– Ладно, – сказал Козад. – Что есть, то есть, а чего нет, того и не будет, верно? Вот уже и снежок посыпал. Пора растапливать печурку. Игру закончим на пятой миле к западу от Сент-Луиса. Предельная сумма на перегоне Денвер-Сент-Луис составляет девяносто тысяч. Кто сдает, тот платит за стол и за выпивку.
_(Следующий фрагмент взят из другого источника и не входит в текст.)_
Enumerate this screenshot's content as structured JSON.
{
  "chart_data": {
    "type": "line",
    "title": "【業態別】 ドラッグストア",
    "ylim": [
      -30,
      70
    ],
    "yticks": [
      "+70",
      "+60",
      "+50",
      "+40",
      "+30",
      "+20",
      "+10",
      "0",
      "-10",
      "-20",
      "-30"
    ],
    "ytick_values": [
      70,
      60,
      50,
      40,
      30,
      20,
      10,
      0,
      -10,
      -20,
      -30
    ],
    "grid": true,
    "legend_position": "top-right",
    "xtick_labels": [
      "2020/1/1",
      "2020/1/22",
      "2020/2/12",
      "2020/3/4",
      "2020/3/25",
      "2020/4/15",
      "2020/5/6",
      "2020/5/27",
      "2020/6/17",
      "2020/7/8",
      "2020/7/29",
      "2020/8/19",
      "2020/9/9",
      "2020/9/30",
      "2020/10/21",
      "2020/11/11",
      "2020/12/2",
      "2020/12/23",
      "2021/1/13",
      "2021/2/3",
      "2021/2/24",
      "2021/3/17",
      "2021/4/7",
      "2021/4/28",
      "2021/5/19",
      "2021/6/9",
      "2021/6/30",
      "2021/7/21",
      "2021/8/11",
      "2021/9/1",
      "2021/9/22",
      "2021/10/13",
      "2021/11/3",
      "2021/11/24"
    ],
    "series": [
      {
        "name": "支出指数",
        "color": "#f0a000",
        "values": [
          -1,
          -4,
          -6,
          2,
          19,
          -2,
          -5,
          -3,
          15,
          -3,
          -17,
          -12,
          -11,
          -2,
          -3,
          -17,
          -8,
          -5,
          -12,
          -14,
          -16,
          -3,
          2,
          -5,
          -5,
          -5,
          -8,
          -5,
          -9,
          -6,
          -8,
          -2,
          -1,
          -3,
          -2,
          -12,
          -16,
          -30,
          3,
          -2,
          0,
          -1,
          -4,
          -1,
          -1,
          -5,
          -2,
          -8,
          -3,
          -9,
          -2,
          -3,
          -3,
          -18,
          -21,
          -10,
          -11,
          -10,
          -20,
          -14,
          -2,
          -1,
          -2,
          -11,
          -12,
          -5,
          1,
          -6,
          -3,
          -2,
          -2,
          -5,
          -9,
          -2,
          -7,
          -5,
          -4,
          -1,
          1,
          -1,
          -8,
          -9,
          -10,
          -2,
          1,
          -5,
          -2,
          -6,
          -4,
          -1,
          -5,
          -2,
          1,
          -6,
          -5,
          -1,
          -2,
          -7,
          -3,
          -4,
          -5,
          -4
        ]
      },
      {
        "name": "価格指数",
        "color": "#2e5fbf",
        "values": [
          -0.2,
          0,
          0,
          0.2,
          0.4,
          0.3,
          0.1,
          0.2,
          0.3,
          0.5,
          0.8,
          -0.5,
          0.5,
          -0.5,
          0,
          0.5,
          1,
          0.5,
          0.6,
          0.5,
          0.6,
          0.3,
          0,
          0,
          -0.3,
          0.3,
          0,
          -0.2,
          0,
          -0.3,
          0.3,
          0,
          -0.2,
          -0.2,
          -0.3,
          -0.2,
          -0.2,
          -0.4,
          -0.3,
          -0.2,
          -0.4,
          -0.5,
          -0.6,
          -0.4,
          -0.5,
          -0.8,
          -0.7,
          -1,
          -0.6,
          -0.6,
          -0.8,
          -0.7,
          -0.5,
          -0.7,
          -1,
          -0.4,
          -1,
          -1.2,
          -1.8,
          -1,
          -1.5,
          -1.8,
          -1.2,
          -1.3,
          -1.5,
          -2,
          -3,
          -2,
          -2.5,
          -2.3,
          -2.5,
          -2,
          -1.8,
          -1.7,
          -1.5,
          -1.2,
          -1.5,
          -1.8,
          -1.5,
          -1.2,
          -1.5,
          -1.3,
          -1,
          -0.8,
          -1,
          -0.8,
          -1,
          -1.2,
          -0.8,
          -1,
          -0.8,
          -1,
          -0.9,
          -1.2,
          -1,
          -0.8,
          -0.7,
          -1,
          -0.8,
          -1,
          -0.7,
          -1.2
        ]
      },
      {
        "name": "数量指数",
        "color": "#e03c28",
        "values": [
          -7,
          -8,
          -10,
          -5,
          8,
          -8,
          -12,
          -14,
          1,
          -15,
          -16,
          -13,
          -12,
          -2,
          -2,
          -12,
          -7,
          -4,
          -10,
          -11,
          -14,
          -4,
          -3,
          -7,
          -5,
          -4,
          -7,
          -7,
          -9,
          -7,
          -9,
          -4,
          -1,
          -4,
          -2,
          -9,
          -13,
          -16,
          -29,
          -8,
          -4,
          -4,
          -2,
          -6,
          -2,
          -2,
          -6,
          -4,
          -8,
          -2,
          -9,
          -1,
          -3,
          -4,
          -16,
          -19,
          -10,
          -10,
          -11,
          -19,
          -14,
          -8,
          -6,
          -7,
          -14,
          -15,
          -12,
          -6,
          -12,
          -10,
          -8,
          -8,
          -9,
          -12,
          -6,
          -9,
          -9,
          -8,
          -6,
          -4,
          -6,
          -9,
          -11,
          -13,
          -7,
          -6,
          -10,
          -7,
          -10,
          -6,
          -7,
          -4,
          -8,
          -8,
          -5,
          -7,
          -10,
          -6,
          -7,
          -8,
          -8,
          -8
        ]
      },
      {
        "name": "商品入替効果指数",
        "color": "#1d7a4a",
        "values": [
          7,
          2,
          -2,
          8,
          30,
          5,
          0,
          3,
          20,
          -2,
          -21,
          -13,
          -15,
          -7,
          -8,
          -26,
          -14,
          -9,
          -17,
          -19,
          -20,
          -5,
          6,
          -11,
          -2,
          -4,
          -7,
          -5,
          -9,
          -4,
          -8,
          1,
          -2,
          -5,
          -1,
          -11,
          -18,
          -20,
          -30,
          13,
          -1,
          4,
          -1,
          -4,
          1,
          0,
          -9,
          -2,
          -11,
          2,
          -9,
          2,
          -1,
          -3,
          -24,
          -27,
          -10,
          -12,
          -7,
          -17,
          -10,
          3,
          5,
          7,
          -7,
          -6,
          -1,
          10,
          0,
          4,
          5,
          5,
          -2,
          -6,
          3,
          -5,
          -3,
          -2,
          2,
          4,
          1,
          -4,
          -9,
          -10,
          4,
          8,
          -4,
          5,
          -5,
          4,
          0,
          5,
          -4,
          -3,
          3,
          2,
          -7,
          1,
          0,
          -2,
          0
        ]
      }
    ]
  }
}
Тяните карты.

Люди привыкли считать картежников бездельниками, однако ни один из них не согласился бы целую ночь напролет играть в карты в поезде, идущем из Денвера в Сент-Луис. И действительно, это удовольствие они сочли бы более чем сомнительным, тем более что мерный стук колес поезда, несущегося по снежной равнине под завывание арктических ветров, и библиотечная тишина клубного вагона отнюдь не способствовали этому занятию. Мало того, засни где-нибудь в Небраске стрелочник, и поезд тут же рухнул бы с пятидесятифутовой насыпи. Люди не испытывают особой любви к картежникам прежде всего потому, что те напоминают им об их собственной любви к картам. Потому-то они и отказывают им в состоятельности и не считают игру в карты работой. Тем не менее это именно работа, и работа настолько тяжелая, что ее можно сравнить разве что с трудом рудокопов. Хардести понял это едва ли не сразу.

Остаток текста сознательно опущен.